ANGLE DOMINANT
Paris décrypte la démission du ministre indien de l'Éducation comme une victoire inédite de la génération Z indienne face à l'autorité de Narendra Modi, tout en s'interrogeant sur la portée réelle des promesses gouvernementales.
Angle dominant identifié — ne reflète pas l’unanimité des médias de ce pays
POINTS CLES
- 01
Dharmendra Pradhan a annoncé sa démission samedi 25 juillet sur X, après six jours de contestation centrée sur l'esplanade de Jantar Mantar à New Delhi
- 02
Le gouvernement a adopté vendredi en conseil des ministres un amendement créant des procédures judiciaires accélérées et des sanctions sévères contre les fraudeurs aux examens
- 03
L'activiste Sonam Wangchuk a mis fin vendredi à une grève de la faim de 26 jours, après négociations avec deux ministres fédéraux
ANALYSE
Paris, 26 juillet 2026. La démission de Dharmendra Pradhan, annoncée samedi sur X après six jours de contestation, occupe la une des médias français consacrés à l'Inde. « Considérant la situation qui s'est développée à Jantar Mantar et dans le pays, j'ai décidé d'envoyer ma lettre de démission au premier ministre », a déclaré le ministre, cité par Le Monde.

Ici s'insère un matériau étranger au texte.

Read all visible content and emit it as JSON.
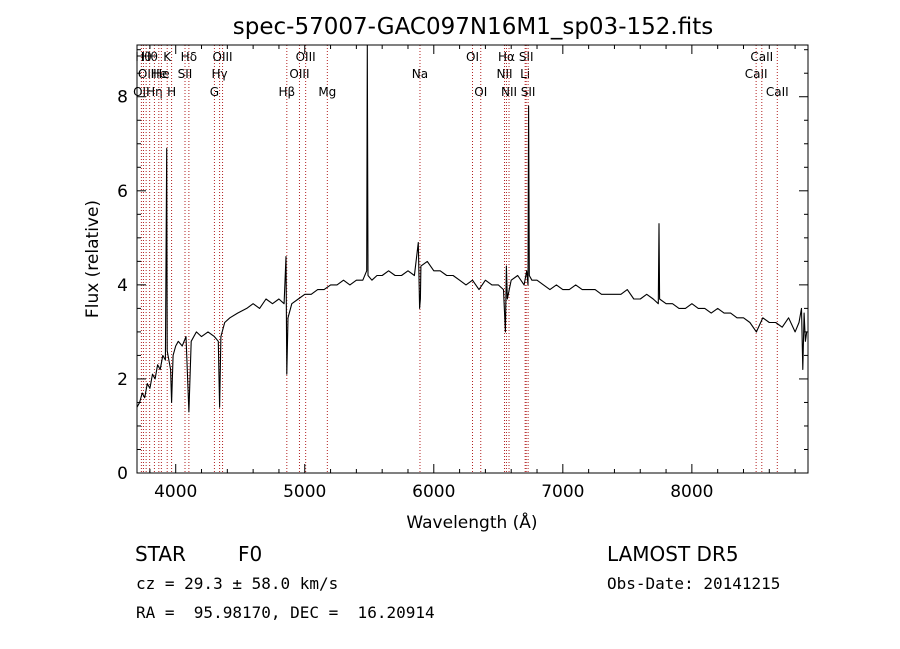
{
  "chart_data": {
    "type": "line",
    "title": "spec-57007-GAC097N16M1_sp03-152.fits",
    "xlabel": "Wavelength (Å)",
    "ylabel": "Flux (relative)",
    "xlim": [
      3700,
      8900
    ],
    "ylim": [
      0,
      9.1
    ],
    "x_ticks": [
      4000,
      5000,
      6000,
      7000,
      8000
    ],
    "y_ticks": [
      0,
      2,
      4,
      6,
      8
    ],
    "grid": false,
    "series": [
      {
        "x": [
          3700,
          3720,
          3740,
          3760,
          3780,
          3800,
          3820,
          3840,
          3860,
          3880,
          3900,
          3920,
          3930,
          3934,
          3940,
          3960,
          3968,
          3980,
          4000,
          4020,
          4050,
          4080,
          4102,
          4120,
          4160,
          4200,
          4250,
          4300,
          4330,
          4340,
          4350,
          4380,
          4420,
          4480,
          4550,
          4600,
          4650,
          4700,
          4750,
          4800,
          4840,
          4855,
          4861,
          4870,
          4900,
          4950,
          5000,
          5050,
          5100,
          5150,
          5200,
          5250,
          5300,
          5350,
          5400,
          5450,
          5480,
          5485,
          5490,
          5520,
          5560,
          5600,
          5650,
          5700,
          5750,
          5800,
          5850,
          5880,
          5890,
          5896,
          5900,
          5950,
          6000,
          6050,
          6100,
          6150,
          6200,
          6250,
          6300,
          6350,
          6400,
          6450,
          6500,
          6540,
          6555,
          6563,
          6570,
          6600,
          6650,
          6700,
          6720,
          6730,
          6735,
          6740,
          6760,
          6800,
          6850,
          6900,
          6950,
          7000,
          7050,
          7100,
          7150,
          7200,
          7250,
          7300,
          7350,
          7400,
          7450,
          7500,
          7550,
          7600,
          7650,
          7700,
          7740,
          7745,
          7750,
          7800,
          7850,
          7900,
          7950,
          8000,
          8050,
          8100,
          8150,
          8200,
          8250,
          8300,
          8350,
          8400,
          8450,
          8500,
          8550,
          8600,
          8650,
          8700,
          8750,
          8800,
          8830,
          8850,
          8860,
          8870,
          8880,
          8890
        ],
        "y": [
          1.4,
          1.5,
          1.7,
          1.6,
          1.9,
          1.8,
          2.1,
          2.0,
          2.3,
          2.2,
          2.5,
          2.4,
          6.9,
          2.6,
          2.5,
          2.2,
          1.5,
          2.5,
          2.7,
          2.8,
          2.7,
          2.9,
          1.3,
          2.8,
          3.0,
          2.9,
          3.0,
          2.9,
          2.8,
          1.4,
          2.9,
          3.2,
          3.3,
          3.4,
          3.5,
          3.6,
          3.5,
          3.7,
          3.6,
          3.7,
          3.6,
          4.6,
          2.1,
          3.3,
          3.6,
          3.7,
          3.8,
          3.8,
          3.9,
          3.9,
          4.0,
          4.0,
          4.1,
          4.0,
          4.1,
          4.1,
          4.3,
          9.2,
          4.2,
          4.1,
          4.2,
          4.2,
          4.3,
          4.2,
          4.2,
          4.3,
          4.2,
          4.9,
          3.5,
          3.7,
          4.4,
          4.5,
          4.3,
          4.3,
          4.2,
          4.2,
          4.1,
          4.0,
          4.1,
          3.9,
          4.1,
          4.0,
          4.0,
          3.9,
          3.0,
          4.4,
          3.7,
          4.1,
          4.2,
          4.0,
          4.3,
          4.0,
          7.8,
          4.2,
          4.1,
          4.1,
          4.0,
          3.9,
          4.0,
          3.9,
          3.9,
          4.0,
          3.9,
          3.9,
          3.9,
          3.8,
          3.8,
          3.8,
          3.8,
          3.9,
          3.7,
          3.7,
          3.8,
          3.7,
          3.6,
          5.3,
          3.7,
          3.6,
          3.6,
          3.5,
          3.5,
          3.6,
          3.5,
          3.5,
          3.4,
          3.5,
          3.4,
          3.4,
          3.3,
          3.3,
          3.2,
          3.0,
          3.3,
          3.2,
          3.2,
          3.1,
          3.3,
          3.0,
          3.2,
          3.5,
          2.2,
          3.4,
          2.8,
          3.0
        ]
      }
    ],
    "line_markers": [
      {
        "wl": 3734,
        "row": 3,
        "label": "OII"
      },
      {
        "wl": 3750,
        "row": 1,
        "label": "Hθ"
      },
      {
        "wl": 3771,
        "row": 2,
        "label": "OII"
      },
      {
        "wl": 3798,
        "row": 1,
        "label": "Hθ"
      },
      {
        "wl": 3835,
        "row": 3,
        "label": "Hη"
      },
      {
        "wl": 3869,
        "row": 2,
        "label": "He"
      },
      {
        "wl": 3889,
        "row": 2,
        "label": "He"
      },
      {
        "wl": 3934,
        "row": 1,
        "label": "K"
      },
      {
        "wl": 3968,
        "row": 3,
        "label": "H"
      },
      {
        "wl": 4072,
        "row": 2,
        "label": "SII"
      },
      {
        "wl": 4102,
        "row": 1,
        "label": "Hδ"
      },
      {
        "wl": 4300,
        "row": 3,
        "label": "G"
      },
      {
        "wl": 4340,
        "row": 2,
        "label": "Hγ"
      },
      {
        "wl": 4363,
        "row": 1,
        "label": "OIII"
      },
      {
        "wl": 4861,
        "row": 3,
        "label": "Hβ"
      },
      {
        "wl": 4959,
        "row": 2,
        "label": "OIII"
      },
      {
        "wl": 5007,
        "row": 1,
        "label": "OIII"
      },
      {
        "wl": 5175,
        "row": 3,
        "label": "Mg"
      },
      {
        "wl": 5893,
        "row": 2,
        "label": "Na"
      },
      {
        "wl": 6300,
        "row": 1,
        "label": "OI"
      },
      {
        "wl": 6364,
        "row": 3,
        "label": "OI"
      },
      {
        "wl": 6548,
        "row": 2,
        "label": "NII"
      },
      {
        "wl": 6563,
        "row": 1,
        "label": "Hα"
      },
      {
        "wl": 6583,
        "row": 3,
        "label": "NII"
      },
      {
        "wl": 6708,
        "row": 2,
        "label": "Li"
      },
      {
        "wl": 6716,
        "row": 1,
        "label": "SII"
      },
      {
        "wl": 6731,
        "row": 3,
        "label": "SII"
      },
      {
        "wl": 8498,
        "row": 2,
        "label": "CaII"
      },
      {
        "wl": 8542,
        "row": 1,
        "label": "CaII"
      },
      {
        "wl": 8662,
        "row": 3,
        "label": "CaII"
      }
    ]
  },
  "info": {
    "class_text": "STAR",
    "subclass_text": "F0",
    "cz_text": "cz = 29.3 ± 58.0 km/s",
    "radec_text": "RA =  95.98170, DEC =  16.20914",
    "survey_text": "LAMOST DR5",
    "obsdate_text": "Obs-Date: 20141215"
  }
}
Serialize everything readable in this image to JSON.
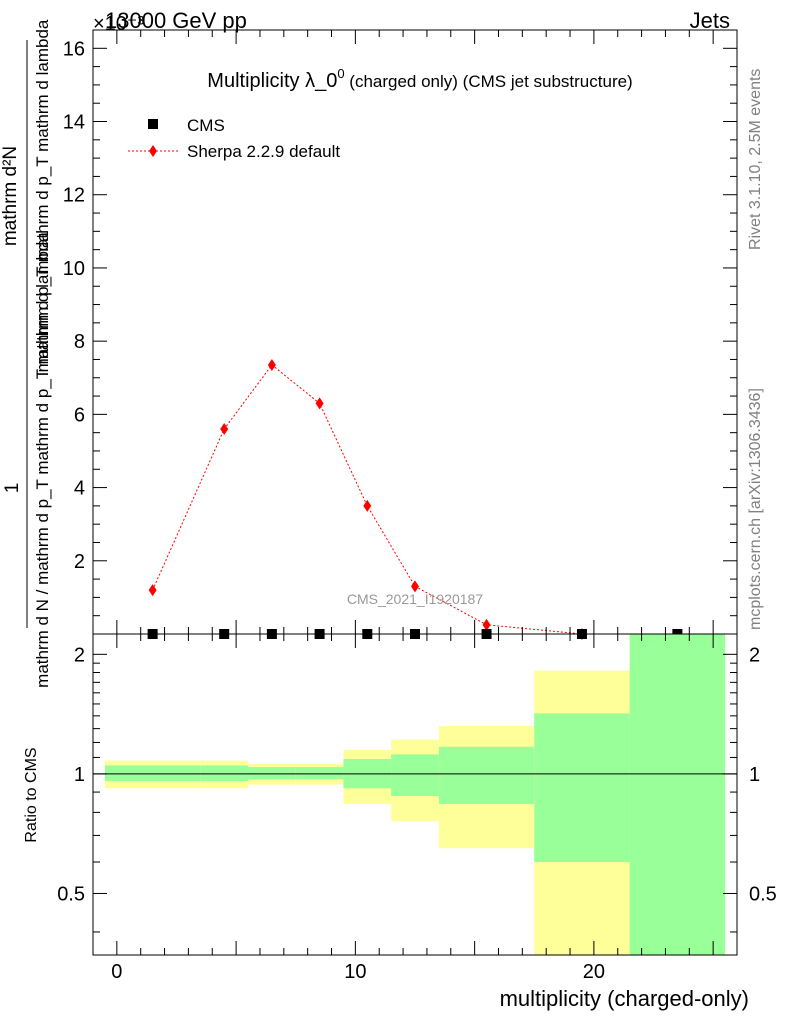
{
  "header": {
    "left": "13000 GeV pp",
    "right": "Jets",
    "exponent": "×10⁻³"
  },
  "side_labels": {
    "rivet": "Rivet 3.1.10,  2.5M events",
    "mcplots": "mcplots.cern.ch [arXiv:1306.3436]"
  },
  "watermark": "CMS_2021_I1920187",
  "colors": {
    "cms": "#000000",
    "sherpa": "#ff0000",
    "band_inner": "#99ff99",
    "band_outer": "#ffff99"
  },
  "chart_data": [
    {
      "type": "scatter",
      "title": "Multiplicity λ_0⁰ (charged only) (CMS jet substructure)",
      "title_main": "Multiplicity λ_0",
      "title_sup": "0",
      "title_rest": " (charged only) (CMS jet substructure)",
      "ylabel_top": "1",
      "ylabel_bottom": "mathrm d N / mathrm d p_T mathrm d p_T mathrm d lambda",
      "ylabel_numerator": "mathrm d²N",
      "ylabel_denominator": "mathrm d p_T mathrm d p_T mathrm d lambda",
      "y_multiplier": "×10⁻³",
      "xlim": [
        -1,
        26
      ],
      "ylim": [
        0,
        16.5
      ],
      "yticks": [
        {
          "v": 2,
          "label": "2"
        },
        {
          "v": 4,
          "label": "4"
        },
        {
          "v": 6,
          "label": "6"
        },
        {
          "v": 8,
          "label": "8"
        },
        {
          "v": 10,
          "label": "10"
        },
        {
          "v": 12,
          "label": "12"
        },
        {
          "v": 14,
          "label": "14"
        },
        {
          "v": 16,
          "label": "16"
        }
      ],
      "legend": [
        {
          "name": "CMS"
        },
        {
          "name": "Sherpa 2.2.9 default"
        }
      ],
      "series": [
        {
          "name": "CMS",
          "x": [
            1.5,
            4.5,
            6.5,
            8.5,
            10.5,
            12.5,
            15.5,
            19.5,
            23.5
          ],
          "y": [
            0,
            0,
            0,
            0,
            0,
            0,
            0,
            0,
            0
          ]
        },
        {
          "name": "Sherpa 2.2.9 default",
          "x": [
            1.5,
            4.5,
            6.5,
            8.5,
            10.5,
            12.5,
            15.5,
            19.5
          ],
          "y": [
            1.2,
            5.6,
            7.35,
            6.3,
            3.5,
            1.3,
            0.25,
            0.0
          ]
        }
      ]
    },
    {
      "type": "area",
      "ylabel": "Ratio to CMS",
      "xlabel": "multiplicity (charged-only)",
      "xlim": [
        -1,
        26
      ],
      "ylim": [
        0.35,
        2.25
      ],
      "log_y": true,
      "reference": 1,
      "xticks": [
        {
          "v": 0,
          "label": "0"
        },
        {
          "v": 10,
          "label": "10"
        },
        {
          "v": 20,
          "label": "20"
        }
      ],
      "yticks": [
        {
          "v": 0.5,
          "label": "0.5"
        },
        {
          "v": 1,
          "label": "1"
        },
        {
          "v": 2,
          "label": "2"
        }
      ],
      "bands": [
        {
          "x0": -0.5,
          "x1": 3.5,
          "inner": [
            0.96,
            1.05
          ],
          "outer": [
            0.92,
            1.08
          ]
        },
        {
          "x0": 3.5,
          "x1": 5.5,
          "inner": [
            0.96,
            1.05
          ],
          "outer": [
            0.92,
            1.08
          ]
        },
        {
          "x0": 5.5,
          "x1": 7.5,
          "inner": [
            0.97,
            1.04
          ],
          "outer": [
            0.94,
            1.06
          ]
        },
        {
          "x0": 7.5,
          "x1": 9.5,
          "inner": [
            0.97,
            1.04
          ],
          "outer": [
            0.94,
            1.06
          ]
        },
        {
          "x0": 9.5,
          "x1": 11.5,
          "inner": [
            0.92,
            1.09
          ],
          "outer": [
            0.84,
            1.15
          ]
        },
        {
          "x0": 11.5,
          "x1": 13.5,
          "inner": [
            0.88,
            1.12
          ],
          "outer": [
            0.76,
            1.22
          ]
        },
        {
          "x0": 13.5,
          "x1": 17.5,
          "inner": [
            0.84,
            1.17
          ],
          "outer": [
            0.65,
            1.32
          ]
        },
        {
          "x0": 17.5,
          "x1": 21.5,
          "inner": [
            0.6,
            1.42
          ],
          "outer": [
            0.35,
            1.82
          ]
        },
        {
          "x0": 21.5,
          "x1": 25.5,
          "inner": [
            0.35,
            2.25
          ],
          "outer": [
            0.35,
            2.25
          ]
        }
      ]
    }
  ]
}
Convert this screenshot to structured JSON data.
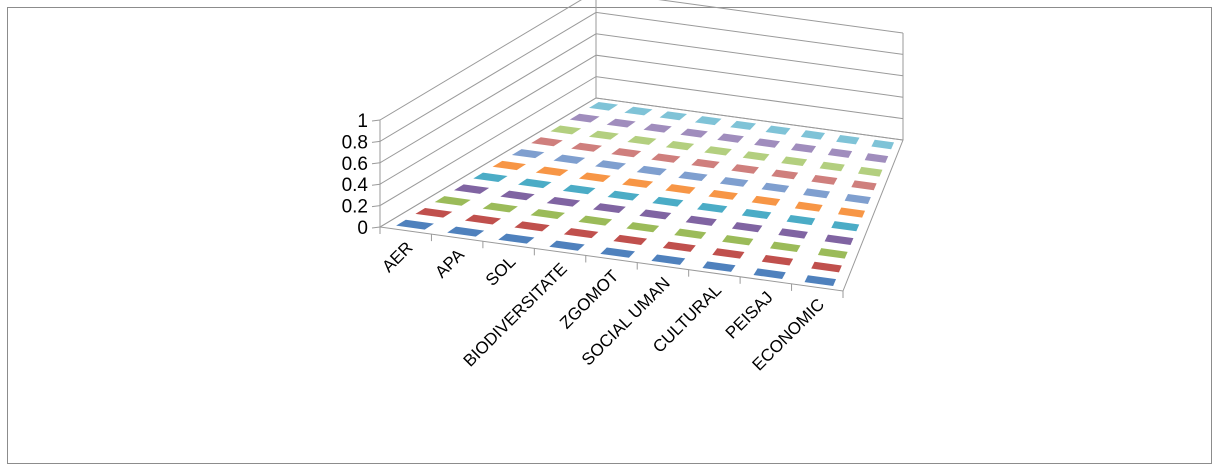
{
  "chart_data": {
    "type": "bar",
    "subtype": "3d-column",
    "title": "",
    "xlabel": "",
    "ylabel": "",
    "categories": [
      "AER",
      "APA",
      "SOL",
      "BIODIVERSITATE",
      "ZGOMOT",
      "SOCIAL UMAN",
      "CULTURAL",
      "PEISAJ",
      "ECONOMIC"
    ],
    "y_ticks": [
      "0",
      "0.2",
      "0.4",
      "0.6",
      "0.8",
      "1"
    ],
    "ylim": [
      0,
      1
    ],
    "grid": true,
    "legend": "none",
    "series": [
      {
        "color": "#4f81bd",
        "values": [
          0,
          0,
          0,
          0,
          0,
          0,
          0,
          0,
          0
        ]
      },
      {
        "color": "#c0504d",
        "values": [
          0,
          0,
          0,
          0,
          0,
          0,
          0,
          0,
          0
        ]
      },
      {
        "color": "#9bbb59",
        "values": [
          0,
          0,
          0,
          0,
          0,
          0,
          0,
          0,
          0
        ]
      },
      {
        "color": "#8064a2",
        "values": [
          0,
          0,
          0,
          0,
          0,
          0,
          0,
          0,
          0
        ]
      },
      {
        "color": "#4bacc6",
        "values": [
          0,
          0,
          0,
          0,
          0,
          0,
          0,
          0,
          0
        ]
      },
      {
        "color": "#f79646",
        "values": [
          0,
          0,
          0,
          0,
          0,
          0,
          0,
          0,
          0
        ]
      },
      {
        "color": "#7f9fcf",
        "values": [
          0,
          0,
          0,
          0,
          0,
          0,
          0,
          0,
          0
        ]
      },
      {
        "color": "#cf7f7d",
        "values": [
          0,
          0,
          0,
          0,
          0,
          0,
          0,
          0,
          0
        ]
      },
      {
        "color": "#b3cf7f",
        "values": [
          0,
          0,
          0,
          0,
          0,
          0,
          0,
          0,
          0
        ]
      },
      {
        "color": "#a08dbd",
        "values": [
          0,
          0,
          0,
          0,
          0,
          0,
          0,
          0,
          0
        ]
      },
      {
        "color": "#7fc3d7",
        "values": [
          0,
          0,
          0,
          0,
          0,
          0,
          0,
          0,
          0
        ]
      }
    ]
  }
}
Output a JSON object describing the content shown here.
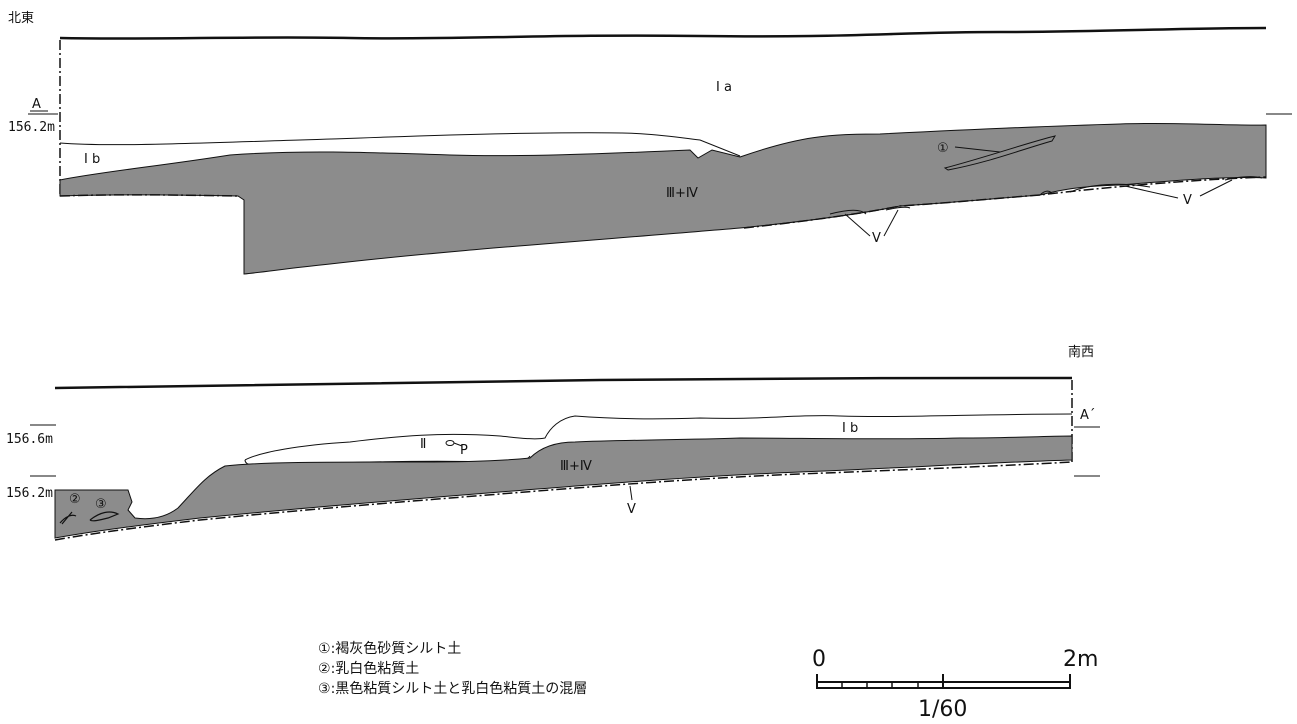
{
  "upper_section": {
    "direction_label": "北東",
    "point_label": "A",
    "elevation_label": "156.2m",
    "layers": {
      "ia": "I a",
      "ib": "I b",
      "iii_iv": "Ⅲ+Ⅳ",
      "v_right": "V",
      "v_middle": "V"
    },
    "marker_1": "①"
  },
  "lower_section": {
    "direction_label": "南西",
    "point_label": "A´",
    "elevation_upper": "156.6m",
    "elevation_lower": "156.2m",
    "layers": {
      "ii": "Ⅱ",
      "p": "P",
      "ib": "I b",
      "iii_iv": "Ⅲ+Ⅳ",
      "v": "V"
    },
    "marker_2": "②",
    "marker_3": "③"
  },
  "legend": [
    {
      "marker": "①",
      "text": ":褐灰色砂質シルト土"
    },
    {
      "marker": "②",
      "text": ":乳白色粘質土"
    },
    {
      "marker": "③",
      "text": ":黒色粘質シルト土と乳白色粘質土の混層"
    }
  ],
  "scale_bar": {
    "start": "0",
    "end": "2m",
    "ratio": "1/60"
  },
  "colors": {
    "fill_gray": "#8c8c8c",
    "line": "#111111"
  }
}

Pralhad Joshi assure désormais l'intérim.
Les rédactions soulignent que le porte-parole du Parti du peuple des cafards (CJP), Ashutosh Ranka, a aussitôt annoncé la fin de la mobilisation : « Toutes nos demandes ont été acceptées, nous demandons aux manifestants de se retirer et de rentrer pacifiquement chez eux. » L'Obs relève que « les milliers de manifestants qui campaient jour et nuit depuis lundi sur l'esplanade de Jantar Mantar ont éclaté de joie » à l'annonce du départ du ministre.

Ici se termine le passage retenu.